HOOFDSTUK III Planbatenfonds (... - ...)

Artikel 3. (15/04/2024- ...)

Uiterlijk in de maand die volgt op het kwartaal waarin de ontvangsten worden geïnd, voert de beheerder van het Planbatenfonds de doorstortingen uit van:
1°    het bedrag dat aan het BRV-fonds toekomt, zoals vermeld in artikel 2.6.17, §3, van de Vlaamse Codex Ruimtelijke Ordening;
2°    de bedragen die aan de betrokken provincies en gemeenten toekomen, zoals vermeld in artikel 2.6.17, §3, van de voormelde codex.

In het eerste lid wordt verstaan onder BRV-fonds: het BRV-fonds, zoals vermeld in artikel 1.6.1 van de voormelde codex.

HOOFDSTUK IV Bonificatie (... - ...)

Artikel 4. (01/09/2009- ...)

De bonificatie, vermeld in artikel 2.6.15 van de Vlaamse Codex Ruimtelijke Ordening, wordt pas verkregen indien en op het moment dat de heffing volledig werd voorafbetaald. De ambtenaar daartoe door de Vlaamse Regering gemachtigd of de door hem gedelegeerde ambtenaar verleent ambtshalve ontheffing van het gedeelte van de heffing ten belope van de aldus verkregen bonificatie.

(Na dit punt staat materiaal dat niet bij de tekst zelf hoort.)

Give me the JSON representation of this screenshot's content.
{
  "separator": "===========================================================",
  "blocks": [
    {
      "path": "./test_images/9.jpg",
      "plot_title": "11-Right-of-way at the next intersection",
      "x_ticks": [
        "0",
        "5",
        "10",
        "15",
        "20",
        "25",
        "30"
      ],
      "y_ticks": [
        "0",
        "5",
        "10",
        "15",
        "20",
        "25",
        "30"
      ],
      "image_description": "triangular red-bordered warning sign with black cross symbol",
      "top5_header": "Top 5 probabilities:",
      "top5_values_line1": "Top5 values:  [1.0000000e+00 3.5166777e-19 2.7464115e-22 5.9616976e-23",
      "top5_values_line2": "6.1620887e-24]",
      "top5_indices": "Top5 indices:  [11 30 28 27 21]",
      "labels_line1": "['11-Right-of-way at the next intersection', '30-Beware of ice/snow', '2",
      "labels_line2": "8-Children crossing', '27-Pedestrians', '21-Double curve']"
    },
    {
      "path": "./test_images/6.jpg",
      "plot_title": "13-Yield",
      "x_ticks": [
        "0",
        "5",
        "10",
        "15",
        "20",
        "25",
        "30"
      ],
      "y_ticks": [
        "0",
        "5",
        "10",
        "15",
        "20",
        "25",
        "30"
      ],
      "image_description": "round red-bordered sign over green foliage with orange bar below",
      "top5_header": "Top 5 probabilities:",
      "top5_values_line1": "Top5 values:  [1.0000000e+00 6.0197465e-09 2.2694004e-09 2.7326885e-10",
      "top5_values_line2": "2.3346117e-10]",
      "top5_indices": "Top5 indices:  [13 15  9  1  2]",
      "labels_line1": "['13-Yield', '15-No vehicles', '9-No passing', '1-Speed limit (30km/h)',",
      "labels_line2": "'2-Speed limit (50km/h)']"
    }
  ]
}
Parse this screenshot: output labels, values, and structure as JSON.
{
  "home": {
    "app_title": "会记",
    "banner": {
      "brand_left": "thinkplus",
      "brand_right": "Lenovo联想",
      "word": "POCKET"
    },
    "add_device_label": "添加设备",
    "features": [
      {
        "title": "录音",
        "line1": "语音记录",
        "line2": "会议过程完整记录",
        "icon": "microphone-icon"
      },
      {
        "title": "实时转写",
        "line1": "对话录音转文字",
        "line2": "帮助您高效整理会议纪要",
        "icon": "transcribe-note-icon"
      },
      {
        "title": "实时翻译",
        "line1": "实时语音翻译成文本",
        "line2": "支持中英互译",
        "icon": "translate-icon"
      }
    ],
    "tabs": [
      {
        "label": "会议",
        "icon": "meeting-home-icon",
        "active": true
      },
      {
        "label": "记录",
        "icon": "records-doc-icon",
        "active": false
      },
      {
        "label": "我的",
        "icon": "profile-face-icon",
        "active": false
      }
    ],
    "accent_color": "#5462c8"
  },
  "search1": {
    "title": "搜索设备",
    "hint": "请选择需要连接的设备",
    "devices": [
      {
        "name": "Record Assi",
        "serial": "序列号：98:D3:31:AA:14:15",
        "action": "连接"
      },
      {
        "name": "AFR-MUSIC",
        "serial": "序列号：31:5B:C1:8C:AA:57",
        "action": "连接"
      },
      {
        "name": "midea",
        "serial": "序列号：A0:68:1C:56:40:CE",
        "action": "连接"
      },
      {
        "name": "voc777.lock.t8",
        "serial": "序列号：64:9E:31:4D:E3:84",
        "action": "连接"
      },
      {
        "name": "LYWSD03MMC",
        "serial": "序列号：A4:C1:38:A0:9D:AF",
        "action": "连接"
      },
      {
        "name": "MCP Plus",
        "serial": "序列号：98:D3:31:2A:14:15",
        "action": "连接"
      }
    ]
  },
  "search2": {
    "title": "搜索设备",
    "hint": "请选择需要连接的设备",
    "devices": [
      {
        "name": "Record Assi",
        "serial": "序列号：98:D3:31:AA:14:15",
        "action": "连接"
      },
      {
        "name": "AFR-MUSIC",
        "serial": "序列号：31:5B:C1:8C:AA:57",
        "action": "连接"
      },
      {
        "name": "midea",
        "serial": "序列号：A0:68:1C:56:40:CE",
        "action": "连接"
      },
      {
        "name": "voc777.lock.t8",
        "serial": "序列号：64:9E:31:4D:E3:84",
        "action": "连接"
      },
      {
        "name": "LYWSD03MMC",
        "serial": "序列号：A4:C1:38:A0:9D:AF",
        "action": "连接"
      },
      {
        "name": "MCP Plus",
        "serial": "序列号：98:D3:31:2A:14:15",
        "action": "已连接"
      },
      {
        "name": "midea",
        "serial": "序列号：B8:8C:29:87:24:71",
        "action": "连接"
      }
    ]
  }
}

HOOFDSTUK V Slotbepalingen (... - ...)

Artikel 5. (15/04/2024- ...)

...

Artikel 6. (01/09/2009- ...)

Dit besluit treedt in werking op 1 september 2009.

Artikel 7. (01/09/2009- ...)

De Vlaamse minister, bevoegd voor financiën en begroting en ruimtelijke ordening, belast met de uitvoering van dit besluit.